Forum Discussion
Teams site showing up in public Bing results
Thx David Rosenthal for looping us on this. Started internal investigation right away to avoid confusion.
Thanks for looping us in.
If a search crawler discovers a link to an authenticated SharePoint Online site, it may add the link to the index. Because the site requires authentication, the site title and contents will not be indexed – only the presence of the URL. This should only occur when there is a link to the site collection somewhere on the public internet (e.g. someone might have use anonymous link sharing and posted that link somewhere where a internet search crawler could find it).
The timing of this particular thread is an interesting coincidence, as we are doing work in this area. Just this month, to mitigate this, we have added a default robots.txt file to every site collection which instructs search crawlers not to index this URL. This will prevent search crawlers from adding new sites to their index. Existing sites should be removed from the search results next time the site is indexed by the search crawler.
You can actually see the robots.txt file for your domain at https://<tenantURL>/robots.txt The change is rolling out - should be mostly complete but might be a few deployments that do not yet have it.
Hope this helps!
- BradleyGeldenhuysJan 17, 2018Copper Contributor
That doesn't make sense, as the robots.txt file will not be accessible as the site is locked down.

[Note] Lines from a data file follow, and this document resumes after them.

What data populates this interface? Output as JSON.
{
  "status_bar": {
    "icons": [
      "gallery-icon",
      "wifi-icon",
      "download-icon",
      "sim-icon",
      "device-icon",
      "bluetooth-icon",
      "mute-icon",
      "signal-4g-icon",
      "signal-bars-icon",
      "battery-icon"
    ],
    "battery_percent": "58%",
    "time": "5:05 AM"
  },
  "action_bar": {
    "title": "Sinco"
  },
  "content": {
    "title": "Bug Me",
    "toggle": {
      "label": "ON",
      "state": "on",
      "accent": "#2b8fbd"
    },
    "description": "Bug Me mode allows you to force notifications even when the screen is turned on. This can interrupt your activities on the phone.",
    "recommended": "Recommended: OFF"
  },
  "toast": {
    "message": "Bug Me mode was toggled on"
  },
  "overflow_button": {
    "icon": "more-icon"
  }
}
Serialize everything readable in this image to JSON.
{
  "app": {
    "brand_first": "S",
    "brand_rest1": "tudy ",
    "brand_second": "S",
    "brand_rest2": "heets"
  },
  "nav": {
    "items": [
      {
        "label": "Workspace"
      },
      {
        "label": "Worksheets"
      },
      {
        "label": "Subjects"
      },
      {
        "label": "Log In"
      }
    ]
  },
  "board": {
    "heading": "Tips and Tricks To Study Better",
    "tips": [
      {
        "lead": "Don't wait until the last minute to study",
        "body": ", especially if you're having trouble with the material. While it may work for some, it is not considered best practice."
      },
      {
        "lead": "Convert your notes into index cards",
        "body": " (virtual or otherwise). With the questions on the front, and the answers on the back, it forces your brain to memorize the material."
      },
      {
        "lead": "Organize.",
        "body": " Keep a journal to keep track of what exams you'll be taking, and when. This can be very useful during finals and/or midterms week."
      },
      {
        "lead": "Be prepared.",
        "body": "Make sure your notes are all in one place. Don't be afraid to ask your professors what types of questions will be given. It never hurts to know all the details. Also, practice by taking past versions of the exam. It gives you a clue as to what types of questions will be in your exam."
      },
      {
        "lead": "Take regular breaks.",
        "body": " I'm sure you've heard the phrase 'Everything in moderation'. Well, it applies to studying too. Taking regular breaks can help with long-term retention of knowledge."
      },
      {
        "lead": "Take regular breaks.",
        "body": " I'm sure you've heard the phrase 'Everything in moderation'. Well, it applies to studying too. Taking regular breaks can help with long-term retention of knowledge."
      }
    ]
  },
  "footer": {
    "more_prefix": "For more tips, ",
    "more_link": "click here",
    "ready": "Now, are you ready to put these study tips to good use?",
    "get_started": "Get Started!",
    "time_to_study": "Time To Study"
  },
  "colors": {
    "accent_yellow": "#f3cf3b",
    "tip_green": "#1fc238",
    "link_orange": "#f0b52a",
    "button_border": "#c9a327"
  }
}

- Dale WilsonApr 21, 2017Copper ContributorJust want to say thanks to everyone who responded on the thread. Must say this shook us a bit. Will monitor the results over time based on the robots.txt file.
- Apr 21, 2017AdamHarmetz,
This afternoon when I search for random urls of our client sites they appeared in the search results. Also sites used by teams would appear with their url. I don't think that this was down to sharing sites. Or are you saying if any anonymous link was ever shared then the whole tenant would have been crawled by bing?- AdamHarmetzApr 21, 2017
Microsoft
Thanks. There could be more ways in which a internet search crawler might have picked up sites in the past that I do not know about. I will ask around and see.
We do believe that with the work to update robots.txt, upon next crawl/over time these will age out.What would be helpful to use to ensure we have a good understanding of the issue is if you have any sites created in the past day or two that appear in a search results. We would be looking for a site that still appears there even after the robots.txt change.
- David RosenthalApr 21, 2017
Microsoft
Great to hear of the work to better protect even the URLs. There seem to be other ways these are getting surfaced though, as my tenant does not and has never had anonymous sharing turned on. I can't rule it out, but I would also be very surprised to find that someone from my team had put one of these URLs out on the public internet.
Is this affected by Guest Access in Office 365 Groups or anything like that? Does that URL have to become visible to the world somehow in order for guests to get to it?
- Apr 21, 2017Ey Adam: May I ask you why this change/issue has not been informed in the Message Center?
- AdamHarmetzApr 21, 2017
Microsoft
I think this is good feedback and I will share it with the team responsible for this work. I think there should have been a post.